Charlie Kaufman’s messaging in Anomalisa is a pretty cynical one and definitely won’t be for everyone. Michael loves Lisa because she is different, an anomaly; however, when they eat breakfast together her mannerisms start to drive him crazy. He then starts to see her as everyone else and has a kind of manic episode while delivering his speech. Kaufman seems to be asking ‘are we all the same’ and if we are- what’s the point in living in all that sameness?
I’m not really sure Kaufman has an answer, which is very depressing. Maybe it’s just to have sensual experiences or to hope to find an actual anomalisa one day? That if we keep trying we will find something unique? Like I said, it’s a pretty cynical message.
That said, I do relate to the message in a certain way. When I was unhappy in my work the world did feel the same- just rows of cubicles and repetitive acts with no meaning or love attached to them. I was miserable and it’s hard to be hopeful when mundanity has taken over your life. I know I would rather do anything than work at desk with a cubicle like the scores of Lisas do in Michael’s dream.
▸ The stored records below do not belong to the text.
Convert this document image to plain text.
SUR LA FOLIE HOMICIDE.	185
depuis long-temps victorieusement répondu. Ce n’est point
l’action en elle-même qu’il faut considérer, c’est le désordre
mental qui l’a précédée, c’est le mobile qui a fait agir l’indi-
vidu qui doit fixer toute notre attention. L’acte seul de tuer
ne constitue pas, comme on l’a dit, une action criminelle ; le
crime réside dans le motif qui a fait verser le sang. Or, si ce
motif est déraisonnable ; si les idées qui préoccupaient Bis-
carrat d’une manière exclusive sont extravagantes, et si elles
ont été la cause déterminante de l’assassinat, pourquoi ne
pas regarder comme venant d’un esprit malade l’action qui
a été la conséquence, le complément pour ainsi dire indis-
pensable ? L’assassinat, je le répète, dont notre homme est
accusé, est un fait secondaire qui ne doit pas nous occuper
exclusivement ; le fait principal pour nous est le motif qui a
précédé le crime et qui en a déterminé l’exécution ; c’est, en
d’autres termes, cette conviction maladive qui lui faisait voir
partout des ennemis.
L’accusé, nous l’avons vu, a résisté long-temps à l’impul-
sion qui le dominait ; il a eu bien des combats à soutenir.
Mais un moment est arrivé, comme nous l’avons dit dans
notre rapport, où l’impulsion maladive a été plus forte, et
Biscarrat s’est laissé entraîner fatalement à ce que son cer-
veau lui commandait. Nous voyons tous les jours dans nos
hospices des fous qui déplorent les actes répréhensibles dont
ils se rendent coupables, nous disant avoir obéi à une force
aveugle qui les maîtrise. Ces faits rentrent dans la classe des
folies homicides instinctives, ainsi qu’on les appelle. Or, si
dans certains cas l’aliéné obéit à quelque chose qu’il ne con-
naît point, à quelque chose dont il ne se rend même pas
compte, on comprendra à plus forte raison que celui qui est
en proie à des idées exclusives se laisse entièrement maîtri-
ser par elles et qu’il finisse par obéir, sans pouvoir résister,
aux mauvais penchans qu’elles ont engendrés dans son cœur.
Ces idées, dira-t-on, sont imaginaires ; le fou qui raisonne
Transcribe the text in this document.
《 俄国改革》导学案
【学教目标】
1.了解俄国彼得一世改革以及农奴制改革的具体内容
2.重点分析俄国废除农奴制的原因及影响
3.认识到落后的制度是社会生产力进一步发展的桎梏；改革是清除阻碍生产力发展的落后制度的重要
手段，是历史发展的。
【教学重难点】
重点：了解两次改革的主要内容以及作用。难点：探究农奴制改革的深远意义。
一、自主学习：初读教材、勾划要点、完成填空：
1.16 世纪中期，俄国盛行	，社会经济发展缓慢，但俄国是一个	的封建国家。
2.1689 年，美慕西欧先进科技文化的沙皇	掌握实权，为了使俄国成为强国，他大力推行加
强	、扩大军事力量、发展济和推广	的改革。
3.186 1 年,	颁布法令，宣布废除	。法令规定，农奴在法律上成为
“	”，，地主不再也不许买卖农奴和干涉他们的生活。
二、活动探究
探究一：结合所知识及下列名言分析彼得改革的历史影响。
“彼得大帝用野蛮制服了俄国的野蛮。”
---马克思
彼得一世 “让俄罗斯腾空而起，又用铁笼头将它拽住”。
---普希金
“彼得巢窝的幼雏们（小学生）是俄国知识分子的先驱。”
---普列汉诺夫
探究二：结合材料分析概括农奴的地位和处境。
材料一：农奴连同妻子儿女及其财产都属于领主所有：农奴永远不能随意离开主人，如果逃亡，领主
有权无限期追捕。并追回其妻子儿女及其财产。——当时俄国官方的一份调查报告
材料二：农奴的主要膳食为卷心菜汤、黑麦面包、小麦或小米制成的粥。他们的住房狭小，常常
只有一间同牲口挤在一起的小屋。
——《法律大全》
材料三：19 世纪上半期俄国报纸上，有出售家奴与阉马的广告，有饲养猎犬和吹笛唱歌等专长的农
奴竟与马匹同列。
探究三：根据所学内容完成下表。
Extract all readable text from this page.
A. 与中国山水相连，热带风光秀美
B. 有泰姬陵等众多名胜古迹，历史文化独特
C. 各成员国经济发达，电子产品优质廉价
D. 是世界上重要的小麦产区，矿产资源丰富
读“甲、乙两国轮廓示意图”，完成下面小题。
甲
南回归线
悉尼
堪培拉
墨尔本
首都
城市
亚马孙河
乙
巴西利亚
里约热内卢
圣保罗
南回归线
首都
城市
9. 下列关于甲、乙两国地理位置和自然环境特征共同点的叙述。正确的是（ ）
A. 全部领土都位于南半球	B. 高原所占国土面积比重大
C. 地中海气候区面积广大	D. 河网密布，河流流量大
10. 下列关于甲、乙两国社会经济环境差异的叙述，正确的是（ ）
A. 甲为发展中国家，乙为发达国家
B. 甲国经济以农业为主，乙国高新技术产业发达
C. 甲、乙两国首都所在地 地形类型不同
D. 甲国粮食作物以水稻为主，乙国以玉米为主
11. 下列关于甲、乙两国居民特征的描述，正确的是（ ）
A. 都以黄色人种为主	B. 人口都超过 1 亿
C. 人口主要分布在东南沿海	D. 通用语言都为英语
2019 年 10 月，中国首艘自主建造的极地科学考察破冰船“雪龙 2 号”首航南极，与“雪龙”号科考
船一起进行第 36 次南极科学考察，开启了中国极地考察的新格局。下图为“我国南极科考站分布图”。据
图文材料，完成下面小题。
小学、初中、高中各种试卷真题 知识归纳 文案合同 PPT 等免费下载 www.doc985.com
There’s even a philosophic concept behind Kaufman’s visuals. It has to do with the reality of ‘the other’. When we meet another human being we are immediately struck by their sense of being or their humanity. Then we, in an attempt to order what’s around us, turn them into the same. So, a person is human but then they are a more of the same- a woman, an ethnicity, age, race, religion etc. We all do it. It’s human nature.
Once someone is the same they can be treated differently than when they are a unique being. We can see that in Michael’s treatment of Lisa. When she is an anomaly she is prized but as soon as she is the same he is done with her.
I guess where I wonder about Kaufman’s cynicism is can you really know someone’s sameness or uniqueness from one night of sex? Most of what Michael is depressed over comes from kind of superficial observations and even with Lisa he really doesn’t get to know her very well before judging her as both an angel and then a bland bore. But then again, that’s kind of what happens when we are depressed so maybe that’s what Kaufman is trying to show?
It’s another reason I think the sensuality becomes a distraction in the last third of the story. I really wanted to find out more of why Michael is so cynical and depressed. I mean we’ve seen the morose suburbanite contemplating sameness so many times (American Beauty, Birdman…) that aside from the stop motion I’m not sure what is so new about Kaufman’s insight here?
Even his wife’s attempt to throw a surprise party is seen as more of the same to Michael. What could make him happy? Evidently it is finding more Anomalisa’s but since the Anomalisa was a disappointment it seems a hopeless endeavor? I don’t think Michael will ever find what he is looking for, which is very depressing.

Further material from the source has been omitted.